Penjelasannya sebagai berikut:
Dengan asumsi biaya saat ini, total biaya TK, SD, SMP, SMA dan Universitas (S-1) yang dibutuhkan kurang lebih Rp. 350 juta. Padahal jumlah sebesar itu baru dibutuhkan dalam rentang waktu 17 tahun. Dengan asumsi inflasi 12 % per tahun, future value Rp. 350 juta untuk 17 tahun lagi adalah Rp. 2.4 milyar rupiah. Suatu angka yang sangat besar, tapi menjadi target yang harus kita dapat. Terus terang, untuk sekarang kami tidak mampu.

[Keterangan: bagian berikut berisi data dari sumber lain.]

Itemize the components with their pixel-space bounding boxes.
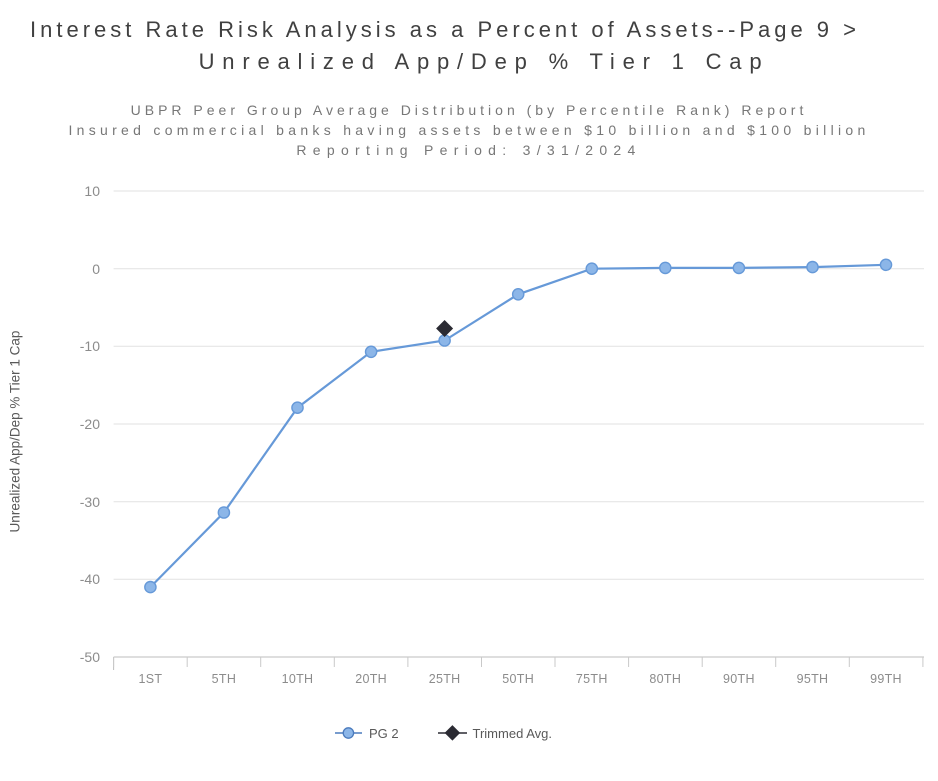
svg-text:Trimmed Avg.: Trimmed Avg. [473,726,552,741]
svg-text:PG 2: PG 2 [369,726,399,741]
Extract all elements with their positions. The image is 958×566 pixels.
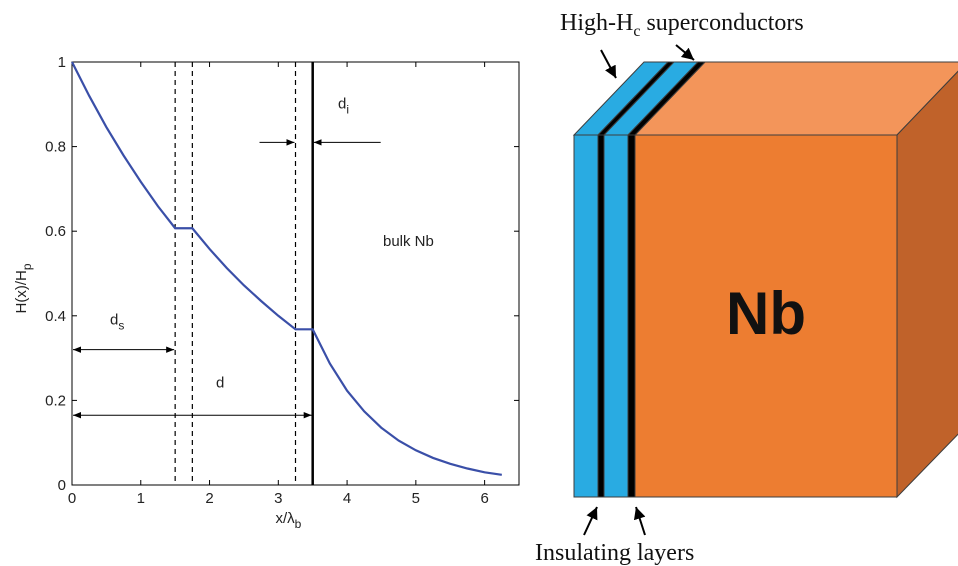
y-tick-label: 0.6 [45,223,66,240]
text-main: bulk Nb [383,233,434,250]
field-curve [71,61,502,476]
y-tick-label: 0.8 [45,139,66,156]
text-main: d [338,96,346,113]
annotation: d [216,375,224,392]
annotation: di [338,96,349,117]
bottom-label: Insulating layers [535,540,694,566]
text-sub: b [295,517,302,531]
top-label: High-Hc superconductors [560,10,804,40]
x-tick-label: 6 [480,490,488,507]
pointer-arrow [583,506,598,536]
pointer-arrow [675,44,695,61]
x-tick-label: 0 [68,490,76,507]
x-tick-label: 3 [274,490,282,507]
text-sub: i [346,103,349,117]
x-axis-label: x/λb [276,510,302,531]
text-main: d [110,311,118,328]
text-sub: p [20,263,34,270]
pointer-arrow [600,49,617,79]
pointer-arrow [633,506,646,536]
text-main: x/λ [276,510,296,527]
y-tick-label: 0 [58,477,66,494]
x-tick-label: 5 [412,490,420,507]
insulator-layer [627,134,636,498]
block-side [896,70,958,499]
text-main: H(x)/H [13,270,30,313]
label-text: superconductors [640,10,803,36]
label-sub: c [633,23,640,40]
sc-layer [573,134,599,498]
x-tick-label: 1 [137,490,145,507]
block-label: Nb [726,280,806,347]
y-tick-label: 0.2 [45,392,66,409]
text-main: d [216,375,224,392]
sc-layer [603,134,629,498]
x-tick-label: 2 [205,490,213,507]
text-sub: s [118,318,124,332]
y-axis-label: H(x)/Hp [13,263,34,313]
y-tick-label: 0.4 [45,308,66,325]
insulator-layer [597,134,605,498]
annotation: bulk Nb [383,233,434,250]
annotation: ds [110,311,124,332]
block-diagram [572,61,958,499]
block-front [634,134,898,498]
x-tick-label: 4 [343,490,351,507]
y-tick-label: 1 [58,54,66,71]
label-text: High-H [560,10,633,36]
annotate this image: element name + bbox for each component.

Untuk mencapai target Rp. 2.4 Milyar selama 17 tahun, kita harus mem-present value-kan ke saat sekarang dengan asumsi imbal hasil 14%. Hasil present value, target angkanya adalah Rp. 260 juta. Memang masih besar. Jika punya uang sebesar itu sekarang, tentu saja kita bisa tenang karena langkah selanjutnya tinggal mencari produk investasi yang imbal hasil rata-ratanya 14%.

Tapi bagaimana jika kita tidak punya uang sebanyak itu?.

Tidak usah khawatir karena uang sebesar itu baru dibutuhkan selama rentang waktu 17 tahun. Yang perlu dilakukan adalah membagi Rp. 260 juta tadi dengan 17. Dari hasil pembagian itu didapat jumlah yang harus ditabung yaitu Rp. 15 juta pertahun, atau Rp. 1.3 juta perbulan.

Angka Rp. 1.3 juta menjadi angka target minimal menabung atau berinvestasi setiap bulannya untuk dapat memenuhi pendidikan Raka sesuai rencana. Jika masih dalam plafon income per bulan, ya bisa dimulai.

Setelah mengetahui plafond tabungan pendidikan raka perbulan, jika masih surplus dan dengan cara penghitungan diatas, barulah diatur rencana-rencana masa depan lainnya, seperti pensiun, pergi haji, buka usaha, dan lainnya. Tinggal ditetapkan saja dasar asumsinya. Rencana pensiun misalnya, usia berapa mau pensiun, berapa biaya hidup perbulan selama pensiun, dan lainnya.